Thursday, December 15, 2016

Gateway School District gets go ahead to start police force privateofficer.com



Allegheny County PA Dec 15 2016 With the blessing Tuesday of an Allegheny County Common Pleas Court judge, the Gateway School District plans to arm its 13-officer security team by the end of the week.
President Judge Jeffrey A. Manning approved a petition to allow the school district’s new police force to carry guns and issue citations on school property.
“It seems to me the only proper thing for the court to do here is to sign the order and let you proceed,” Judge Manning said after hearing testimony from district officials. “Obviously, having no protection for children in schools is definitely not better.”
The district hired the officers before the school year started in August. They have been working as security guards and have not been allowed to carry guns.
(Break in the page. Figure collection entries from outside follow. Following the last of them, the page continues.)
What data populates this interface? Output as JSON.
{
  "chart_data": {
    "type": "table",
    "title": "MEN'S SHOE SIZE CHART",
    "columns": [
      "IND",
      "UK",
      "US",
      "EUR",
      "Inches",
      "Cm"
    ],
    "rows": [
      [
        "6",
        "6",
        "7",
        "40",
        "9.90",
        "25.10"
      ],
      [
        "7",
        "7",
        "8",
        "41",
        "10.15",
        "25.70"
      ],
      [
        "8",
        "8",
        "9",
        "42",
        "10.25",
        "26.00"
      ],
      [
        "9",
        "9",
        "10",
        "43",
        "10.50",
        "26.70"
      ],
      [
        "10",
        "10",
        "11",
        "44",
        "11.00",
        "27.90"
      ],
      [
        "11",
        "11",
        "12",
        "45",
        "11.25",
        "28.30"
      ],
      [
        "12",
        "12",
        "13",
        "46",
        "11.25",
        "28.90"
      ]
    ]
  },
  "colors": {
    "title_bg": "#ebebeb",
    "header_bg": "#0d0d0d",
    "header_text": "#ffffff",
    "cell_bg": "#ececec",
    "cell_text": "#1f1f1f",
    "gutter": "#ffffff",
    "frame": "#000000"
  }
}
The district initially filed a petition in civil court, but it was rejected in September by Senior Judge Timothy O’Reilly, who expressed concern that the officers did not have appropriate training and that the school district was too hasty with its proposal.
The district is appealing Judge O’Reilly’s decision, but district solicitor Bruce Dice said he filed an amended petition in criminal court because the issue has to do with firearms and the creation of a new police force.
“It’s good to actually bring the board’s desire to fruition,” Gateway school board member Chad Stubenbort said after Judge Manning announced his decision.
All that remains now is for the officers to be sworn in before a magistrate. “They will move forward as police officers at that point,” Mr. Dice said.
The Allegheny County District Attorney’s Office filed a petition to intervene, arguing that while District Attorney Stephen A. Zappala Jr. believes it is “prudent” for the district to maintain an armed police force, all officers should have proper certification, training and oversight. The office did not object to Judge Manning’s ruling.
There are 13 officers — all retired police officers — already on the district payroll, Mr. Stubenbort told the judge. The police force answers to the superintendent and has a supervisor, assistant supervisor and firearms training officer.
Five of the officers are certified school resource officers, and all of them have undergone training in areas such as active shooter situations and working with students who have special needs. The district plans to hire six more officers, said board member Mary Beth Cirucci.
District officials said they have been considering an armed security force for more than a year, after incidents such as the Sandy Hook Elementary School shooting in 2012 made them realize more protection was necessary beyond the two armed school resource officers it used to employ from the Monroeville and Pitcairn police departments.
During his testimony, Gateway superintendent William Short pointed out that this week marks the four-year anniversary of the Sandy Hook incident, in which a gunman walked into the Connecticut school and killed 20 children and six adults.

“That was the unthinkable act that led us down this path,” Mr. Short said.